Thank you all for your thoughtful, passionate and helpful responses. I sincerely appreciate your support and guidance during this complicated time. I’d like to start by sharing an update (mostly good news) and then I can try to address some of the comments that particularly stood out to me. I apologize if I miss replying to a few of you but please know I appreciate all your time and thoughts!

First thing this morning I electronically delivered an extremely detailed complaint and timeline of events to all the upper executives of this company as well as the managers. The manager followed up a couple hours later with a short carefully-worded email that said:

**We take these concerns very seriously and are conducting an investigation so that we can appropriately address the situation. We will reach out to you if we have questions.

I will plan to follow up with you once the concerns have been addressed appropriately.
**

They also CC’d another manager and an HR person.

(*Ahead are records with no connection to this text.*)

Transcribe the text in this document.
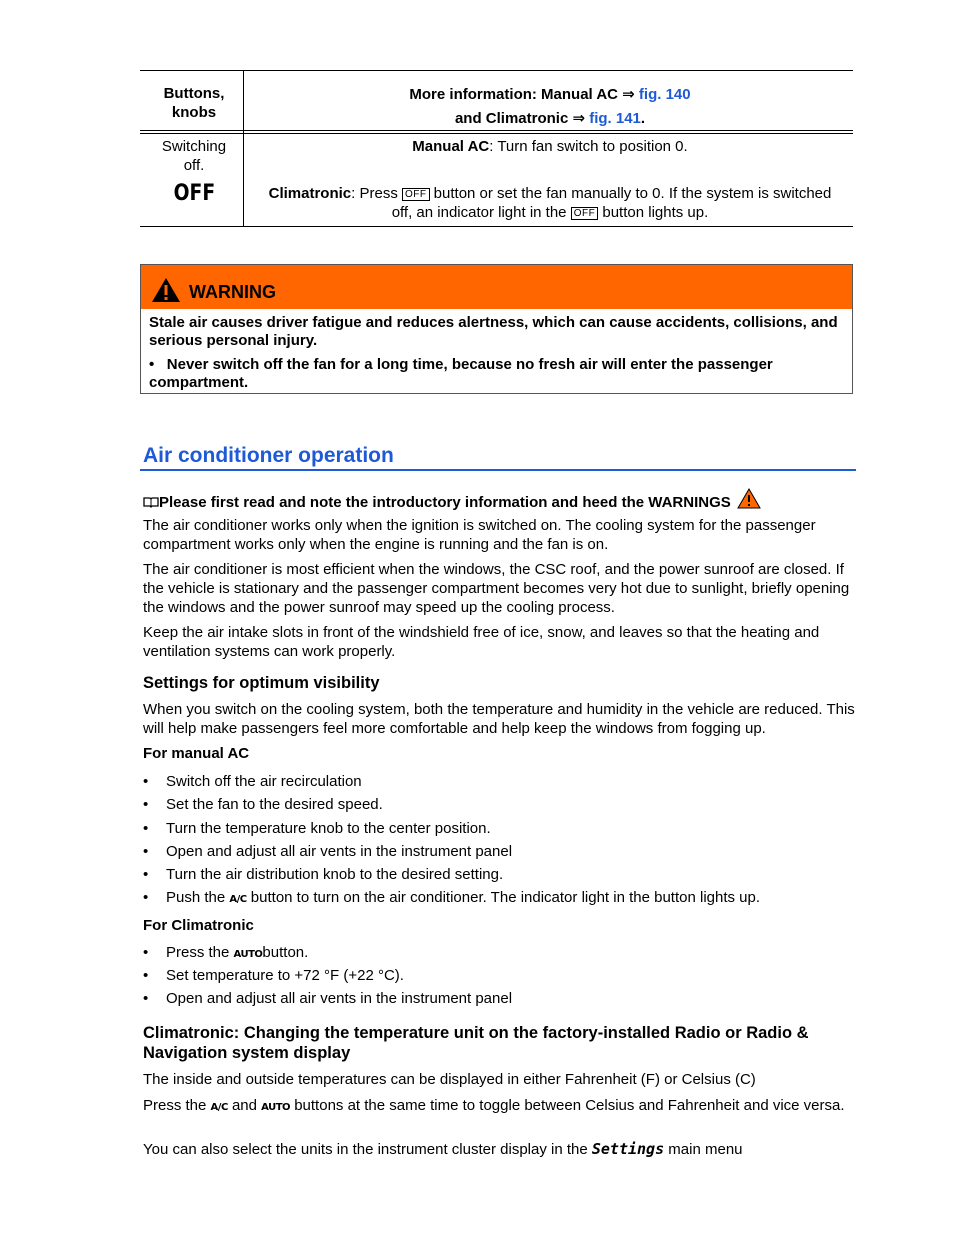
Buttons, knobs
More information: Manual AC ⇒ fig. 140
and Climatronic ⇒ fig. 141.
Switching off.
OFF
Manual AC: Turn fan switch to position 0.
Climatronic: Press OFF button or set the fan manually to 0. If the system is switched
off, an indicator light in the OFF button lights up.
WARNING

Stale air causes driver fatigue and reduces alertness, which can cause accidents, collisions, and serious personal injury.

• Never switch off the fan for a long time, because no fresh air will enter the passenger compartment.

Air conditioner operation
Please first read and note the introductory information and heed the WARNINGS
The air conditioner works only when the ignition is switched on. The cooling system for the passenger compartment works only when the engine is running and the fan is on.
The air conditioner is most efficient when the windows, the CSC roof, and the power sunroof are closed. If the vehicle is stationary and the passenger compartment becomes very hot due to sunlight, briefly opening the windows and the power sunroof may speed up the cooling process.
Keep the air intake slots in front of the windshield free of ice, snow, and leaves so that the heating and ventilation systems can work properly.
Settings for optimum visibility
When you switch on the cooling system, both the temperature and humidity in the vehicle are reduced. This will help make passengers feel more comfortable and help keep the windows from fogging up.
For manual AC
• Switch off the air recirculation
• Set the fan to the desired speed.
• Turn the temperature knob to the center position.
• Open and adjust all air vents in the instrument panel
• Turn the air distribution knob to the desired setting.
• Push the A/C button to turn on the air conditioner. The indicator light in the button lights up.
For Climatronic
• Press the AUTObutton.
• Set temperature to +72 °F (+22 °C).
• Open and adjust all air vents in the instrument panel
Climatronic: Changing the temperature unit on the factory-installed Radio or Radio & Navigation system display
The inside and outside temperatures can be displayed in either Fahrenheit (F) or Celsius (C)
Press the A/C and AUTO buttons at the same time to toggle between Celsius and Fahrenheit and vice versa.
You can also select the units in the instrument cluster display in the Settings main menu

So I went back today (because I go almost every day) and tried to goto a different class (but was late) so decided to practice Yoga by myself. I ended up practicing in the ‘little yoga room’ that I was previously coerced into when the cleaners interrupted the teacher during the last incident. The first thing I noticed was this!!! It appears even the small room as a serious-looking camera system. As to whether it’s fully-functional is another question but it was a huge relief to discover.

In no small part due to the supportive feedback I received in this thread but also on the basis of knowing there are actually cameras in both rooms where the assault took place, I decided that I had enough potential evidence to escalate this to a police report and so this afternoon that’s exactly what I did. Officers came and took both my verbal statement as well as my extremely detailed letter of complaint to the gym and things are now in motion (and being referred to the SVU).

I think those are those are all the latest updates for as of this evening, the police are on it and the studio acknowledges their own internal investigation too.

Now onto a few replies.

Thank you for helping me make this decision, your words made a difference!

Thank you, this logical way of thinking was also very helpful to me.

I sincerely appreciate your support!

Thank you.

Everything you wrote, including the shooting analogy, resonated with me, thank you.

A few last general comments: I think my story when describes in the manner I told it makes it very obvious what was going on here. But in reality, these events took place over three hours over two different classes. I have also been very fortunate in the past to never have had anyone try anything remotely like this before even outside of yoga so I was not at all attuned to looking for predatory behavior. I also have some self-esteem issues and wouldn’t consider myself beautiful enough to be a probable target for sexual assault. Obviously this way of thinking was a mistake and perhaps the man even targeted me for some of these reasons, I have no idea, I just really wasn’t expecting it and clearly missed numerous warning signs. I also doubted myself so even towards the end when I had suspicions and saw an obvious erection I was questioning myself and wondering if it was a coincidence or something…yes I know it was stupid but I have never experienced a sexual assault and this one was carefully disguised so I really wasn’t sure what was happening until it was over.